Tidak pernah terbayang sebelumnya akan merasakan hidup di tengah pandemi. Pandemi akibat virus kecil yang membuat orang berkuasa sekalipun terkapar tak berdaya. Pandemi yang membuat negara adidaya morat-marit.
Sejak awal pandemi di Indonesia pada bulan Maret lalu, saya banyak sekali mengeluh dan misuh-misuh. Ah, kalau dibuat daftar pasti tidak akan ada habisnya. Banyak sekali kebijakan pemerintah yang membuat saya kecewa, belum lagi tindakan serampangan dan berita hoax yang marak menyebar di masyarakat. Hanya membuat gerah, stres dan sedih. Apalagi jika mengingat sanak saudara yang terdampak langsung oleh pandemi.
Padahal, sebenarnya saya tidak terdampak secara langsung, walaupun tetap merasakan efeknya di cashflow keluarga. Namun, tidak ada apa-apanya dibanding banyak orang lain yang kehilangan pekerjaan dan terkuras tabungannya. Tetap saja pandemi ini memengaruhi kesehatan mental kami sekeluarga.
Namun tentu saja banyak juga yang bisa dipelajari selama pandemi ini. Banyak berita baik dan aksi sosial yang juga membuat hati terenyuh. Kita semua dipaksa belajar di akademi pandemi. Namun berbagai hal baik yang terjadi selama pandemi membuktikan masih ada harapan, this too shall pass.
Di antara banyak hal yang saya syukuri dari pandemi ini adalah, banyak orang baik yang bersedia membagikan ilmu secara daring, baik gratis maupun berbayar. Ilmu jadi begitu mudah didapat. Bahkan kegiatan lomba, konferensi yang membutuhkan waktu berhari-hari dan membutuhkan banyak biaya pun jadi bisa dilakukan secara daring.
Hal ini merupakan angin segar bagi saya yang masih sulit pergi kemana-mana karena masih punya balita. Tak pernah terpikirkan sebelumnya bisa mengikuti lomba internasional dari rumah. Saya juga berkesempatan bekerja dari rumah dengan leluasa tanpa perlu tatap muka.

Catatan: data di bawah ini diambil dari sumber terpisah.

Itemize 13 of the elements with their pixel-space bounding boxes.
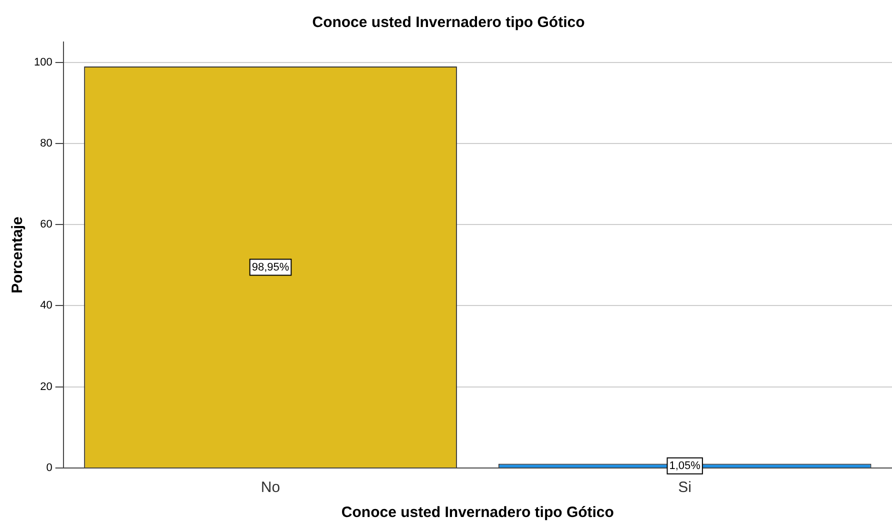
y-tick-label: 40: [40, 300, 52, 312]
x-tick-label: No: [260, 479, 280, 496]
data-label: 98,95%: [252, 261, 290, 274]
y-tick-label: 80: [40, 137, 52, 150]
y-tick-label: 0: [46, 462, 52, 474]
x-tick-label: Si: [678, 479, 692, 496]
y-tick-label: 100: [34, 56, 52, 68]
chart-title: Conoce usted Invernadero tipo Gótico: [312, 14, 585, 32]
y-axis-title: Porcentaje: [9, 216, 26, 294]
y-tick-label: 60: [40, 218, 52, 231]
y-tick-label: 20: [40, 380, 52, 393]
x-axis-title: Conoce usted Invernadero tipo Gótico: [341, 504, 614, 522]
data-label: 1,05%: [669, 460, 701, 472]
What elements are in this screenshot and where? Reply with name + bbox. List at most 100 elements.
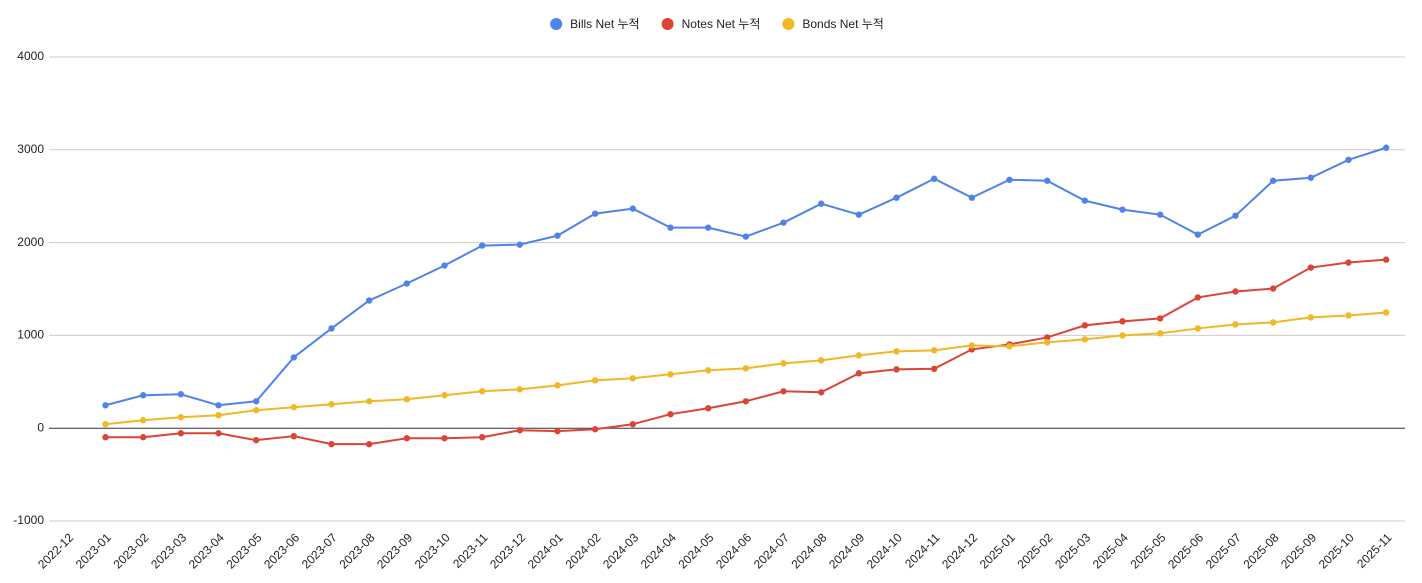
x-tick-label: 2025-04 [1090, 530, 1131, 571]
data-point [1156, 211, 1164, 218]
data-point [441, 435, 448, 442]
data-point [252, 406, 260, 414]
data-point [742, 398, 750, 405]
y-tick-label: 3000 [17, 142, 44, 156]
data-point [1232, 321, 1239, 328]
x-tick-label: 2025-01 [977, 530, 1018, 571]
data-point [1269, 319, 1277, 326]
data-point [102, 402, 109, 409]
legend-marker [661, 18, 674, 30]
data-point [441, 262, 448, 269]
data-point [591, 426, 599, 433]
data-point [1194, 325, 1202, 332]
data-point [704, 405, 712, 412]
data-point [742, 233, 750, 240]
x-tick-label: 2023-02 [110, 530, 151, 571]
x-tick-label: 2024-04 [638, 530, 679, 571]
x-tick-label: 2025-08 [1240, 530, 1281, 571]
legend-item: Bills Net 누적 [550, 17, 640, 31]
data-point [365, 440, 373, 448]
data-point [855, 370, 863, 377]
data-point [441, 392, 448, 399]
data-point [780, 360, 787, 367]
x-tick-label: 2022-12 [35, 530, 76, 571]
data-point [139, 417, 147, 424]
data-point [290, 354, 298, 361]
data-point [667, 371, 674, 378]
x-tick-label: 2025-09 [1278, 530, 1319, 571]
x-tick-label: 2023-07 [299, 530, 340, 571]
data-point [1081, 336, 1089, 343]
data-point [290, 404, 298, 411]
data-point [817, 357, 825, 364]
data-point [591, 210, 599, 217]
data-point [667, 410, 674, 418]
x-tick-label: 2024-11 [902, 530, 943, 571]
y-tick-label: 0 [37, 420, 44, 434]
x-tick-label: 2023-11 [450, 530, 491, 571]
legend: Bills Net 누적 Notes Net 누적 Bonds Net 누적 [550, 17, 884, 31]
data-point [817, 200, 825, 207]
data-point [629, 421, 637, 428]
data-point [893, 194, 900, 201]
data-point [1194, 294, 1202, 301]
x-tick-label: 2024-05 [675, 530, 716, 571]
x-tick-label: 2024-08 [788, 530, 829, 571]
x-tick-label: 2025-06 [1165, 530, 1206, 571]
legend-marker [550, 18, 563, 30]
data-point [1269, 285, 1277, 292]
data-point [629, 205, 637, 212]
x-tick-label: 2024-06 [713, 530, 754, 571]
data-point [1345, 312, 1352, 319]
x-tick-label: 2023-04 [186, 530, 227, 571]
y-tick-label: -1000 [13, 513, 44, 527]
x-tick-label: 2024-09 [826, 530, 867, 571]
data-point [102, 434, 109, 441]
data-point [1232, 212, 1239, 219]
data-point [1119, 206, 1126, 213]
x-tick-label: 2023-10 [412, 530, 453, 571]
data-point [1345, 259, 1352, 266]
x-tick-label: 2024-10 [864, 530, 905, 571]
data-point [403, 280, 411, 287]
data-point [968, 342, 976, 349]
data-point [365, 297, 373, 304]
x-tick-label: 2024-03 [600, 530, 641, 571]
data-point [252, 436, 260, 444]
data-point [516, 386, 524, 393]
data-point [328, 401, 335, 408]
x-tick-label: 2023-12 [487, 530, 528, 571]
data-point [930, 365, 938, 373]
data-point [252, 398, 260, 405]
data-point [704, 224, 712, 231]
x-tick-label: 2023-01 [73, 530, 114, 571]
data-point [139, 434, 147, 441]
data-point [855, 211, 863, 218]
legend-label: Bonds Net 누적 [802, 17, 883, 31]
data-point [742, 365, 750, 372]
data-point [1194, 231, 1202, 238]
data-point [215, 412, 222, 419]
series-line [105, 258, 1387, 446]
data-point [516, 241, 524, 248]
data-point [1156, 330, 1164, 337]
y-tick-label: 2000 [17, 235, 44, 249]
y-tick-label: 4000 [17, 49, 44, 63]
x-tick-label: 2024-07 [751, 530, 792, 571]
data-point [1382, 309, 1390, 316]
data-point [290, 432, 298, 440]
data-point [667, 224, 674, 231]
data-point [1081, 197, 1089, 204]
data-point [516, 427, 524, 434]
data-point [1119, 318, 1126, 325]
data-point [478, 388, 486, 395]
x-tick-label: 2024-12 [939, 530, 980, 571]
x-tick-label: 2023-08 [336, 530, 377, 571]
data-point [1119, 332, 1126, 339]
data-point [1345, 156, 1352, 164]
data-point [629, 375, 637, 382]
data-point [403, 435, 411, 442]
data-point [1006, 343, 1013, 350]
data-point [893, 366, 900, 373]
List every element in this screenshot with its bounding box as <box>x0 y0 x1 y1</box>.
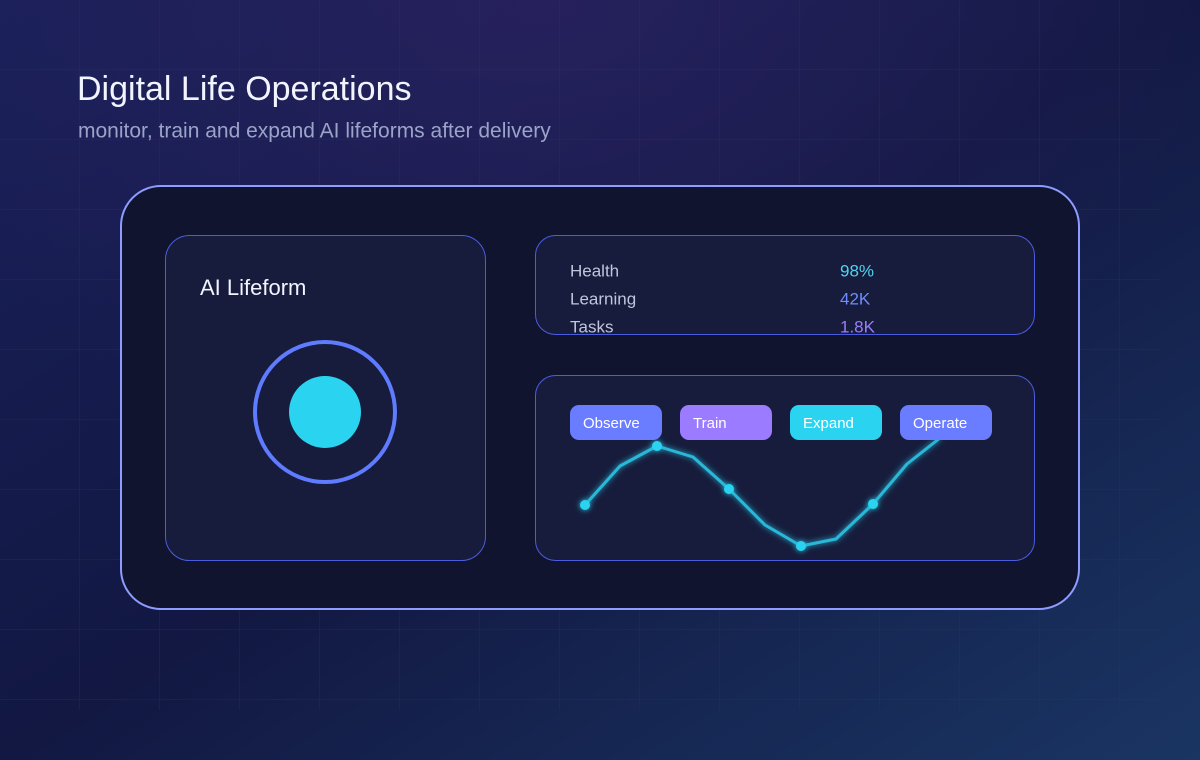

Saya juga bisa menyaksikan sidang doktoral sahabat saya di Osaka. Bahkan pengajian rutin dengan teman-teman ngaji selama saya studi di Inggris pun bisa diwujudkan kembali saat pandemi ini. Pokoknya, akses untuk mencari ilmu dan mengaktualisasikan diri bagi para ibu rumah tangga semakin lebar, selama ada kemauan dan koneksi internet tentunya.
Tatap muka semakin sulit dilakukan, pertemuan virtual pun marak diwujudkan. Silaturahmi makin erat terjalin karena rindu yang semakin menjadi. Pekerjaan juga bisa jadi lebih efisien, karena hal yang bisa disampaikan melalui email atau telepon, tidak perlu dibahas di rapat yang bertele-tele. Orang-orang juga menyadari ternyata banyak hal yang bisa dikerjakan dari rumah, tidak perlu bermacet-macet ke kantor.
Dari segi pendidikan formal tentu banyak mengalami tantangan. Ibu-ibu harus memutar otak bagaimana membimbing anak sekolah dan menyelesaikan pekerjaan rumah. Namun sisi terangnya, banyak orang tua jadi terlibat langsung dalam pendidikan anak dan akhirnya malah memilih homeschooling; menyusun kurikulum dan kegiatan pembelajaran sendiri dengan standar yang ditentukan sendiri sesuai minat dan bakat anak.
Banyak ibu-ibu yang juga \’terpaksa\’ makin mengasah kemampuan masak, karena suami dan anak-anak seharian di rumah jadi lebih sering minta dibuatkan berbagai variasi masakan serta camilan. Ada juga yang mengasah kemampuan lainnya karena memang sudah tuntutan agar dapur tetap mengepul. 😥
Kita semua bersama-sama belajar di akademi pandemi. Banyak yang tumbang tapi ada lebih banyak lagi yang bisa bertahan. Bertahan agar fisik, kreasi dan hati nurani tidak mati. Semoga semua selamat dan menjadi lebih kuat ketika semua ini sudah terlewati. Jangan lupa untuk menjaga kesehatan fisik dan mental, diri sendiri, keluarga dan lingkungan sekitar. We\’re all in this together. This too shall pass. InsyaAllah.